Record: 87-62; Pace: 95-67. Magic Number: 6.
Another game against the Dodgers, another three and a half hour affair. Tonight's game took 3:33, but it had to go 10 innings to get there. Ian Kennedy was given an early lead, but he had a rough first inning and put the Diamondbacks in a bit of a hole. If they were to get Kennedy his 20th win and vault him into Diamondbacks history with the likes of Randy Johnson and Brandon Webb, it would have to be another come-from-behind win.
Well, one Diamondback pitcher reached a milestone tonight. Read on for the details, and to find out if it was Kennedy....

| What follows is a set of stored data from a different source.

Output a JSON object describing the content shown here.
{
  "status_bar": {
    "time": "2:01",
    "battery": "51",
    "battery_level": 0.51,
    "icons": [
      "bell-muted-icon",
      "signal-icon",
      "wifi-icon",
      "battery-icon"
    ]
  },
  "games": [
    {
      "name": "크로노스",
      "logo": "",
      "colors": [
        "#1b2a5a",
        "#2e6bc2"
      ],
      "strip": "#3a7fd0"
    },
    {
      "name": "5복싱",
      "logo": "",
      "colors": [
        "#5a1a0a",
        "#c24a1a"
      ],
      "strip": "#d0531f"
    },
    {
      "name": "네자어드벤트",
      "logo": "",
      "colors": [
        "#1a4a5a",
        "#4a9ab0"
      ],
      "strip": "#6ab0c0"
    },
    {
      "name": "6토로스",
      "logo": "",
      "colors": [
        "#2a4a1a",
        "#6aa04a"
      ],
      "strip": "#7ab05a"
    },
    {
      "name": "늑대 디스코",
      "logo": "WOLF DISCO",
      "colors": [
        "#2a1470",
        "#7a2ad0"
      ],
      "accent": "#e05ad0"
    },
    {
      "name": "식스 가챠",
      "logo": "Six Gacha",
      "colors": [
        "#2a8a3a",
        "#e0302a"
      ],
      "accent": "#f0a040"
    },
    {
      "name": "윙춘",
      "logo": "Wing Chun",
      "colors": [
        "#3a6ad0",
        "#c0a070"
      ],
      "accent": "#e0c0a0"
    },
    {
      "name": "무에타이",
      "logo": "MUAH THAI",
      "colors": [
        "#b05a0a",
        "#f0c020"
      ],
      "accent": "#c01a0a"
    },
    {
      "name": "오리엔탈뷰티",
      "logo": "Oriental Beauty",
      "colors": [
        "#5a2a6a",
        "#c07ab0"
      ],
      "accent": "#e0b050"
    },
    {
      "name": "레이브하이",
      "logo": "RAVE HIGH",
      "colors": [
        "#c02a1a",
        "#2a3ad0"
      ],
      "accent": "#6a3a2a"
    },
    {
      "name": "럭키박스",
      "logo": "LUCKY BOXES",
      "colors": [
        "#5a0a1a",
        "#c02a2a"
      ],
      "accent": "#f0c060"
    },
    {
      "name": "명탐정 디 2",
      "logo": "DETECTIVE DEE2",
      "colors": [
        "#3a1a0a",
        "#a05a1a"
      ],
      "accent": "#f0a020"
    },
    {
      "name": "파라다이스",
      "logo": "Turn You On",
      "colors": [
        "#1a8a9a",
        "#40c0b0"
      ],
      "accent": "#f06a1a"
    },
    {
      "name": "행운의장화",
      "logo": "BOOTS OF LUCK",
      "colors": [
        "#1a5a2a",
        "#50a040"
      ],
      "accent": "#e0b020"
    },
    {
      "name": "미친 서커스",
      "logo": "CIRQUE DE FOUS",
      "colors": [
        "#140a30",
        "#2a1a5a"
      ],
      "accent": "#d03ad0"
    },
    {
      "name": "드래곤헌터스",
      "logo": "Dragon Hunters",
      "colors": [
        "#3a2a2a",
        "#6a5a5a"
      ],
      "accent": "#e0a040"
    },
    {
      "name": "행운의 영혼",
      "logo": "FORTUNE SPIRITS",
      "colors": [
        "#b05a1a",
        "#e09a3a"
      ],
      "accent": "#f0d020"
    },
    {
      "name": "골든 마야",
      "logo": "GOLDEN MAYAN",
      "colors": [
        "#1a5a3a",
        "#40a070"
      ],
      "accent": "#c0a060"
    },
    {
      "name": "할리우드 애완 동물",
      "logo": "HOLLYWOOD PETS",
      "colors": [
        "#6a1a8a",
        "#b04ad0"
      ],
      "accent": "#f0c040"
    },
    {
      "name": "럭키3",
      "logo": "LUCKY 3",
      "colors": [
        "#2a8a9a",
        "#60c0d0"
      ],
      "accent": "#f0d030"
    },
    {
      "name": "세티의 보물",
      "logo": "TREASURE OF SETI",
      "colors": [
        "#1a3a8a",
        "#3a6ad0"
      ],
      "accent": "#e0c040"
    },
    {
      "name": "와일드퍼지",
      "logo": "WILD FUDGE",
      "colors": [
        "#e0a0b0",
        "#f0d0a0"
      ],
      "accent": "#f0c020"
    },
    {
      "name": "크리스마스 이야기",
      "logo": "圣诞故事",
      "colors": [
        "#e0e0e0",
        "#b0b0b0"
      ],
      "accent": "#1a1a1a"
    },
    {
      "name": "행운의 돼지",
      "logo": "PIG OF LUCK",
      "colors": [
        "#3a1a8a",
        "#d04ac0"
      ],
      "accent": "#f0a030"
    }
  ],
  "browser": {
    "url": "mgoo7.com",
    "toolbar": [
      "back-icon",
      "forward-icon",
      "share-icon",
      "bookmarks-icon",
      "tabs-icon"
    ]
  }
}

The Diamondbacks got two runs off of Chad Billingsley early. Gerardo Parra, getting another chance to hit in the lead-off spot, rewarded Manager Kirk Gibson by getting a single and then stealing second base. He was nearly stranded there as Aaron Hill and Justin Upton both popped up, but Miguel Montero picked up his teammates and drove Parra and himself in with a two-run home run to center field.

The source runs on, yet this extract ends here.